WTF! new in class is static?!?!

Cym13 cpicard at openmailbox.org
Thu Jun 7 21:36:31 UTC 2018


On Thursday, 7 June 2018 at 21:07:26 UTC, DigitalDesigns wrote:
> class A;
>
> class B
> {
>    A a = new A();
> }
>
> auto b1 = new B();
> auto b2 = new B();
>
> assert(b1.a == b2.a)!!
>
>
> I'm glad I finally found this out! This is not typical behavior 
> in most languages is it?
>
> I'd expect it to be translated to something like
>
> class B
> {
>    A a;
>    this()
>    {
>        a = new A();
>    }
> }
>
> In C# it is different, can't remember if it is different in 
> C++. This has caused bugs in my code because the fields are all 
> pointing to the same data when I expected them to each have 
> unique data ;/
>
> This method is error prone and the behavior should be reversed, 
> it should not break the majority of code.
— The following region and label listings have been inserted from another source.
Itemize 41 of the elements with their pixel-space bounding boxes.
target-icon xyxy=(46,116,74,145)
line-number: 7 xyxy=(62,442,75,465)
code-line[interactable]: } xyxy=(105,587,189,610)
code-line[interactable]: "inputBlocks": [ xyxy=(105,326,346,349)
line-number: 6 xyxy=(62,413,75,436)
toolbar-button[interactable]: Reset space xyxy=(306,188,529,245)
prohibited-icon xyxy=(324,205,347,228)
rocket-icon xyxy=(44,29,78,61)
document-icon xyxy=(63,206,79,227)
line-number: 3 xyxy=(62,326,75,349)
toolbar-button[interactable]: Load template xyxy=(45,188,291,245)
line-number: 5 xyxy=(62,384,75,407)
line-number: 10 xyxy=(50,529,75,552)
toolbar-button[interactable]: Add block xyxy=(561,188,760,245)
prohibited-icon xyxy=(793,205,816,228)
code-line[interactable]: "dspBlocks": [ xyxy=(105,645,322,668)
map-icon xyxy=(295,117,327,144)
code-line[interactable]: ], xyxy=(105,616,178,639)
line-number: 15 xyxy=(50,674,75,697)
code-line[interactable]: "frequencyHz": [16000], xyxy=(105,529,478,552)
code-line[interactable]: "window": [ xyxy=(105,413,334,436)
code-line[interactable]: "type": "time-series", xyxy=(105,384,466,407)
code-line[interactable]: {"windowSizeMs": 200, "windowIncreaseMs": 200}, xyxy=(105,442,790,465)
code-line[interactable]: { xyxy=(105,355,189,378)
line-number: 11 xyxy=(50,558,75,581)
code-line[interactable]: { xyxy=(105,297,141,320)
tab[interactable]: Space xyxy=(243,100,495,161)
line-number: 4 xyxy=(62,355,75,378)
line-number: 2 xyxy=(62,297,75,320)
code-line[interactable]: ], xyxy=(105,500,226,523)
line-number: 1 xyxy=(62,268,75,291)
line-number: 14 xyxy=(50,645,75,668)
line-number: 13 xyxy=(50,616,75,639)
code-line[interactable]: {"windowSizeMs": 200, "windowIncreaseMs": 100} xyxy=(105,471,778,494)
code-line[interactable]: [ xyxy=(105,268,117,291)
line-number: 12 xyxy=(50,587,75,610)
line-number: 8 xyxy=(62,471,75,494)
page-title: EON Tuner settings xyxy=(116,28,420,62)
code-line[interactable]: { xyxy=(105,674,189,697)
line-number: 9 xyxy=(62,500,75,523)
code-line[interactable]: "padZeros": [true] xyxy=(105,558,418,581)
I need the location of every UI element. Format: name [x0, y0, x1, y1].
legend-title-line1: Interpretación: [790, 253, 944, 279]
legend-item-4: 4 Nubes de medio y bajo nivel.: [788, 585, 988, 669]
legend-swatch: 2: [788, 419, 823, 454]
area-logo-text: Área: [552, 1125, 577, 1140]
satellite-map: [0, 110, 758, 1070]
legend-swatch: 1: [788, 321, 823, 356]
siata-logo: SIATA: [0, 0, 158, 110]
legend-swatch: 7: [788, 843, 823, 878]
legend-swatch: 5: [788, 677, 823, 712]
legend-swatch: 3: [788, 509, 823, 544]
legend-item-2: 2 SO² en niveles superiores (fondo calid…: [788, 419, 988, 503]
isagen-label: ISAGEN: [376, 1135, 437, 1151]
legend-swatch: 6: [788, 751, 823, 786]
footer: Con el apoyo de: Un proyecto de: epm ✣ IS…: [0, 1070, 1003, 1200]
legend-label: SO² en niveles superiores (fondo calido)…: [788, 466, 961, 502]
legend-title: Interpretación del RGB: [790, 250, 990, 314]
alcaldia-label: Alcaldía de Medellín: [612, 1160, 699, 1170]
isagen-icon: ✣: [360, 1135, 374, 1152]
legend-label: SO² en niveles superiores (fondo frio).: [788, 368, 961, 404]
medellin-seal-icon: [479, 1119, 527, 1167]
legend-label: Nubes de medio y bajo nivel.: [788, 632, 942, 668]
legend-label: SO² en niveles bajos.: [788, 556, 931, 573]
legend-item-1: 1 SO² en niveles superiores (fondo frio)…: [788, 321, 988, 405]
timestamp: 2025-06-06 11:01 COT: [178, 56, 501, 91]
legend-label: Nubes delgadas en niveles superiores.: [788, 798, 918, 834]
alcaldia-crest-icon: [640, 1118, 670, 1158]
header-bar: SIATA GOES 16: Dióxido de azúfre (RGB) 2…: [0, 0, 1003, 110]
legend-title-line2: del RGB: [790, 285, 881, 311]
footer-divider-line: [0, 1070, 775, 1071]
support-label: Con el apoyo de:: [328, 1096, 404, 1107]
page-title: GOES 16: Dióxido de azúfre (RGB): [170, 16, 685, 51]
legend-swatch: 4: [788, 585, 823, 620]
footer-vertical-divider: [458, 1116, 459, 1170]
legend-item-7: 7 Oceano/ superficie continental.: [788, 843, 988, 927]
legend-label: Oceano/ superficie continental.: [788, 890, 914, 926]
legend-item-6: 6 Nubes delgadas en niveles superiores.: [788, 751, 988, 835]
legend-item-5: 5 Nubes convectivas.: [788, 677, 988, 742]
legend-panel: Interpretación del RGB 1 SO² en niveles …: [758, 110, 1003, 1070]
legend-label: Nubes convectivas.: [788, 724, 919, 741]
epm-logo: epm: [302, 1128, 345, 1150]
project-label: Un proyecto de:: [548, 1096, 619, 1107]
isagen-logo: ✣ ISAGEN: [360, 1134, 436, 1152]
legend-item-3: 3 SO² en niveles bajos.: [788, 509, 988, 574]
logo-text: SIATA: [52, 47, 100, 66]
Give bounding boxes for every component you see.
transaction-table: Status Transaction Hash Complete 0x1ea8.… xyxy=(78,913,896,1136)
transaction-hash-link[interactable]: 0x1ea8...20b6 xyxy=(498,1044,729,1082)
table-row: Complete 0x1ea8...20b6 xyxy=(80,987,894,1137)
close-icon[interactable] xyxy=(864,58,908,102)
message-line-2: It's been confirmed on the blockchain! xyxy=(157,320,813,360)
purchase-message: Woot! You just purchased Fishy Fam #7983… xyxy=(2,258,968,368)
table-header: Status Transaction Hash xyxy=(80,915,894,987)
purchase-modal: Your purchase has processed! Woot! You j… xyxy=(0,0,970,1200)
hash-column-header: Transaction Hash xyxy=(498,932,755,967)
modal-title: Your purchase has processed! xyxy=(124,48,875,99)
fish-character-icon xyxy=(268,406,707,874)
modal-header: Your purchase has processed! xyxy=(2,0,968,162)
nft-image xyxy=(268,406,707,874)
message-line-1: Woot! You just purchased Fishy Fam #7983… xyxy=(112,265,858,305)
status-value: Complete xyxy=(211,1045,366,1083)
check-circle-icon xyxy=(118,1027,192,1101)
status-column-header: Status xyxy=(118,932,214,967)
If one wants the 
> current behavior then static new could be used or something 
> else.

The spec looks pretty clear to me on that point 
https://dlang.org/spec/class.html#field-init

Besides, defining behaviour at construction is what constructors 
are for, I wouldn't expect anything outside a constructor to 
happen when an object is constructed. So while I understand that 
other languages may (successfully for them) do things differently 
I don't think I'd like a breaking change for that.